Sterling plunged to a 31-year low after the vote and is now trading around 40 U.S. cents -- or 25 percent -- lower than the six-year highs it reached in mid-2014.
'GREAT REPEAL ACT'
For some businesses, May's reluctance to offer what she describes as a "running commentary" on her strategy, has deepened fears that they could end up paying higher costs if operating from Britain.
May said there was "a difference between not giving any commentary and giving a running commentary".
"What I am doing today is setting out some further detail on the timing and the way we are going to approach this whole question," May said.
May was expected to say she would trigger the divorce procedure early next year - a move the leader hopes will show voters that she is determined to deliver Brexit despite having campaigned, albeit quietly, for Britain to remain in the bloc.
For many of her lawmakers, the announcement hit the mark.
"The timing is just right," Conservative lawmaker Andrew Bridgen told Reuters, saying that voters had understood that the new prime minister had needed some time to prepare her position.

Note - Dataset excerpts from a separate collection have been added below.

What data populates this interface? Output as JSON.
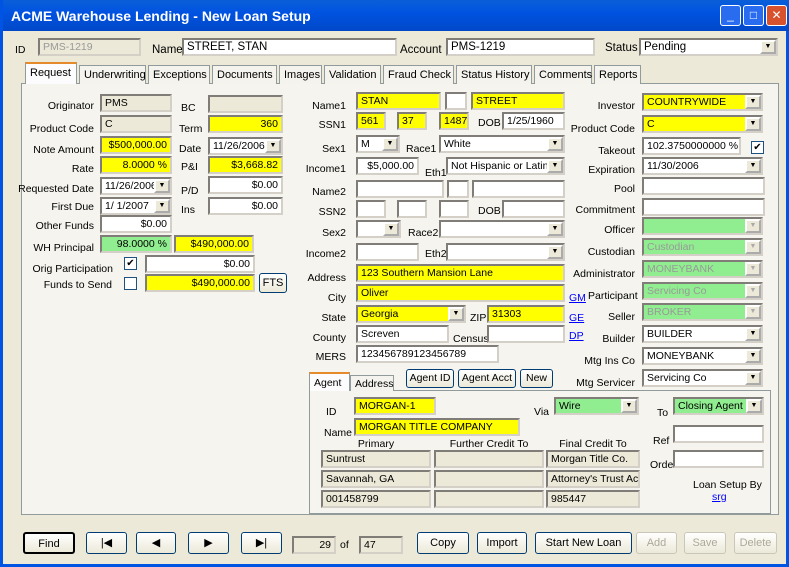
{
  "window": {
    "title": "ACME Warehouse Lending - New Loan Setup"
  },
  "header": {
    "id_label": "ID",
    "id_value": "PMS-1219",
    "name_label": "Name",
    "name_value": "STREET, STAN",
    "account_label": "Account",
    "account_value": "PMS-1219",
    "status_label": "Status",
    "status_value": "Pending"
  },
  "tabs": [
    "Request",
    "Underwriting",
    "Exceptions",
    "Documents",
    "Images",
    "Validation",
    "Fraud Check",
    "Status History",
    "Comments",
    "Reports"
  ],
  "loan": {
    "originator_label": "Originator",
    "originator": "PMS",
    "bc_label": "BC",
    "bc": "",
    "product_code_label": "Product Code",
    "product_code": "C",
    "term_label": "Term",
    "term": "360",
    "note_amount_label": "Note Amount",
    "note_amount": "$500,000.00",
    "date_label": "Date",
    "date": "11/26/2006",
    "rate_label": "Rate",
    "rate": "8.0000 %",
    "pi_label": "P&I",
    "pi": "$3,668.82",
    "requested_date_label": "Requested Date",
    "requested_date": "11/26/2006",
    "pd_label": "P/D",
    "pd": "$0.00",
    "first_due_label": "First Due",
    "first_due": "1/ 1/2007",
    "ins_label": "Ins",
    "ins": "$0.00",
    "other_funds_label": "Other Funds",
    "other_funds": "$0.00",
    "wh_principal_label": "WH Principal",
    "wh_principal_pct": "98.0000 %",
    "wh_principal_amt": "$490,000.00",
    "orig_participation_label": "Orig Participation",
    "orig_participation_checked": true,
    "orig_participation": "$0.00",
    "funds_to_send_label": "Funds to Send",
    "funds_to_send_checked": false,
    "funds_to_send": "$490,000.00",
    "fts_button": "FTS"
  },
  "borrower": {
    "name1_label": "Name1",
    "first1": "STAN",
    "mi1": "",
    "last1": "STREET",
    "ssn1_label": "SSN1",
    "ssn1": [
      "561",
      "37",
      "1487"
    ],
    "dob_label": "DOB",
    "dob1": "1/25/1960",
    "sex1_label": "Sex1",
    "sex1": "M",
    "race1_label": "Race1",
    "race1": "White",
    "income1_label": "Income1",
    "income1": "$5,000.00",
    "eth1_label": "Eth1",
    "eth1": "Not Hispanic or Latino",
    "name2_label": "Name2",
    "ssn2_label": "SSN2",
    "sex2_label": "Sex2",
    "race2_label": "Race2",
    "income2_label": "Income2",
    "eth2_label": "Eth2",
    "address_label": "Address",
    "address": "123 Southern Mansion Lane",
    "city_label": "City",
    "city": "Oliver",
    "state_label": "State",
    "state": "Georgia",
    "zip_label": "ZIP",
    "zip": "31303",
    "county_label": "County",
    "county": "Screven",
    "census_label": "Census",
    "census": "",
    "mers_label": "MERS",
    "mers": "123456789123456789",
    "links": [
      "GM",
      "GE",
      "DP"
    ]
  },
  "parties": {
    "investor_label": "Investor",
    "investor": "COUNTRYWIDE",
    "product_code_label": "Product Code",
    "product_code": "C",
    "takeout_label": "Takeout",
    "takeout": "102.3750000000 %",
    "takeout_checked": true,
    "expiration_label": "Expiration",
    "expiration": "11/30/2006",
    "pool_label": "Pool",
    "commitment_label": "Commitment",
    "officer_label": "Officer",
    "officer": "",
    "custodian_label": "Custodian",
    "custodian": "Custodian",
    "administrator_label": "Administrator",
    "administrator": "MONEYBANK",
    "participant_label": "Participant",
    "participant": "Servicing Co",
    "seller_label": "Seller",
    "seller": "BROKER",
    "builder_label": "Builder",
    "builder": "BUILDER",
    "mtg_ins_label": "Mtg Ins Co",
    "mtg_ins": "MONEYBANK",
    "mtg_servicer_label": "Mtg Servicer",
    "mtg_servicer": "Servicing Co"
  },
  "agent": {
    "tabs": [
      "Agent",
      "Address"
    ],
    "buttons": [
      "Agent ID",
      "Agent Acct",
      "New"
    ],
    "id_label": "ID",
    "id": "MORGAN-1",
    "name_label": "Name",
    "name": "MORGAN TITLE COMPANY",
    "via_label": "Via",
    "via": "Wire",
    "to_label": "To",
    "to": "Closing Agent",
    "columns": [
      "Primary",
      "Further Credit To",
      "Final Credit To"
    ],
    "rows": [
      [
        "Suntrust",
        "",
        "Morgan Title Co."
      ],
      [
        "Savannah, GA",
        "",
        "Attorney's Trust Acco"
      ],
      [
        "001458799",
        "",
        "985447"
      ]
    ],
    "ref_label": "Ref",
    "order_label": "Order",
    "setup_by_label": "Loan Setup By",
    "setup_by": "srg"
  },
  "footer": {
    "find": "Find",
    "record": "29",
    "of": "of",
    "total": "47",
    "copy": "Copy",
    "import": "Import",
    "start_new": "Start New Loan",
    "add": "Add",
    "save": "Save",
    "delete": "Delete"
  },
  "colors": {
    "required": "#ffff00",
    "computed": "#90ee90",
    "titlebar": "#0053e1"
  }
}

Others said they feared that triggering Article 50 so early could put pressure on Britain as elections in France and Germany in 2017 could change London's partners in the middle of talks.
Saying she did not want to give away her stance, May offered little insight into the question of where she would set the gauge in the struggle to balance controlling migration with winning tariff-free access to the EU's single market.
She said her government must respond to the demands of voters, many of whom fear that hospitals and schools are being stretched by high levels of migration from the European Union, but also had to listen to business.
"I want the right deal for trade in goods and services and what we are doing at the moment ... is listening to businesses here in the UK, listening to different sectors, finding out what it is that is most important to them," she said.
And she appealed to the EU, which has said "there will be no negotiations without notification", to open talks to smooth the way for Britain's exit.
"It's not just important for the UK, it's important for Europe as a whole that we are able to do this in the best possible way so we have the least disruption for businesses ... and when we leave the EU we have a smooth transition away from the EU," May said.
But while trying to keep EU partners on board, her move to repeal next year the 1972 European Communities Act, which took Britain into what is now the EU, and make Britain "a sovereign and independent country" was aimed directly at her party.
Some members of her Conservative Party said that what May has billed as the 'Great Repeal Act' was little more than a technicality, but others said it was the first step for Britain to reclaim power and dispense with some EU regulation.
"I'm rather looking forward to being a sovereign parliament again ... to dealing with EU legislation and removing unnecessary laws and streamlining it," said Bridgen
Describing himself as an "ardent Brexiteer", Bridgen said by repealing the act, Britain could help businesses by dispensing with EU regulation "which puts them at a disadvantage".